Peer Debriefing ist eine weitere nützliche Technik, um Reflexivität zu üben. Dabei wird die Verbreitung der Forschungsergebnisse mit Kollegen oder Mentoren besprochen, die eine Außenperspektive einnehmen können. Diese Diskussionen können reflexiven Forschern helfen, mögliche Voreingenommenheiten zu erkennen, ihre Interpretationen zu hinterfragen und alternative Erklärungen in Betracht zu ziehen. Zum Beispiel könnte ein Forscher sein Interview transkribieren und seine vorläufigen Analysen mit einem Kollegen teilen. Der Kollege könnte die Interpretationen des Forschers in Frage stellen, auf mögliche Verzerrungen im Kodierungsprozess hinweisen oder zusätzliche Themen vorschlagen, die der Forscher möglicherweise übersehen hat. Diese Gespräche können die Strenge und Glaubwürdigkeit der Forschung verbessern, indem sie sicherstellen, dass die Ergebnisse auf den Daten und der einschlägigen Literatur beruhen und nicht nur auf der persönlichen Perspektive des Forschers beruhen.

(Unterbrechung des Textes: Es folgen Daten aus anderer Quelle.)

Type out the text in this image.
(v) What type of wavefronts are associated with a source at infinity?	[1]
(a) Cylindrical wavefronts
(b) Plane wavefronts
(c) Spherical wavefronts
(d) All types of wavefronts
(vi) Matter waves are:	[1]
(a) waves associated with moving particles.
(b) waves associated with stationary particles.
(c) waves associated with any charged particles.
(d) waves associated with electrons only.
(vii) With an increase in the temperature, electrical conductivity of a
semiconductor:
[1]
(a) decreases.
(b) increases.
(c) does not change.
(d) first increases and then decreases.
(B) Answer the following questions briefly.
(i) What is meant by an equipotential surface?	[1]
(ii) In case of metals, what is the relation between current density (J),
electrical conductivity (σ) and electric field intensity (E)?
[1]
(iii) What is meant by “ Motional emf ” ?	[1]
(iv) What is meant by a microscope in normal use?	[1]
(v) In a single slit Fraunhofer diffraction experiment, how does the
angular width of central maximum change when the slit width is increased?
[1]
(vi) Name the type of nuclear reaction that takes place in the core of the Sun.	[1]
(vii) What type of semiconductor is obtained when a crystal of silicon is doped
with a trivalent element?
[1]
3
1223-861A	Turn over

Schließlich ist die kritische Selbstreflexion ein grundlegender Aspekt der Reflexivität. Dazu gehört, dass der Forscher seine Annahmen, Werte und Weltanschauungen kritisch hinterfragt. Der Forscher überlegt dann, wie diese Elemente die Forschung beeinflussen könnten. Kritische Selbstreflexion kann viele Formen annehmen. So kann der Forscher beispielsweise über seine persönlichen Erfahrungen nachdenken und darüber, wie diese mit dem Forschungsthema zusammenhängen könnten. Er könnte seine Positionalität in Bezug auf die Teilnehmer in Betracht ziehen und über die Machtdynamik nachdenken, die dies mit sich bringen könnte. Sie könnten auch ihre theoretischen Annahmen hinterfragen und überlegen, wie diese ihre Forschungsfragen, Methoden und Interpretationen beeinflussen. Selbstreflexion erfordert Offenheit, Ehrlichkeit und Mut. Es ist nicht immer angenehm, sich mit den eigenen Vorurteilen auseinanderzusetzen oder die Grenzen der eigenen Forschung anzuerkennen. Dieses Unbehagen ist jedoch ein entscheidender Teil der Reflexivität, der zu größerem Selbstbewusstsein, ethischem Verhalten und strengerer Forschung führt. Zusammenfassend lässt sich sagen, dass das Führen eines Reflexionstagebuchs, die Durchführung von Peer-Debriefings und die kritische Selbstreflexion drei praktische Techniken sind, um Reflexivität zu praktizieren. Diese Techniken können Forschern dabei helfen, sich selbst und ihre Methoden bewusst zu kritisieren, so dass sie sich ihrer Rolle und ihres Einflusses im Forschungsprozess bewusster werden und die Glaubwürdigkeit, Ethik und Tiefe ihrer qualitativen Untersuchung verbessern können.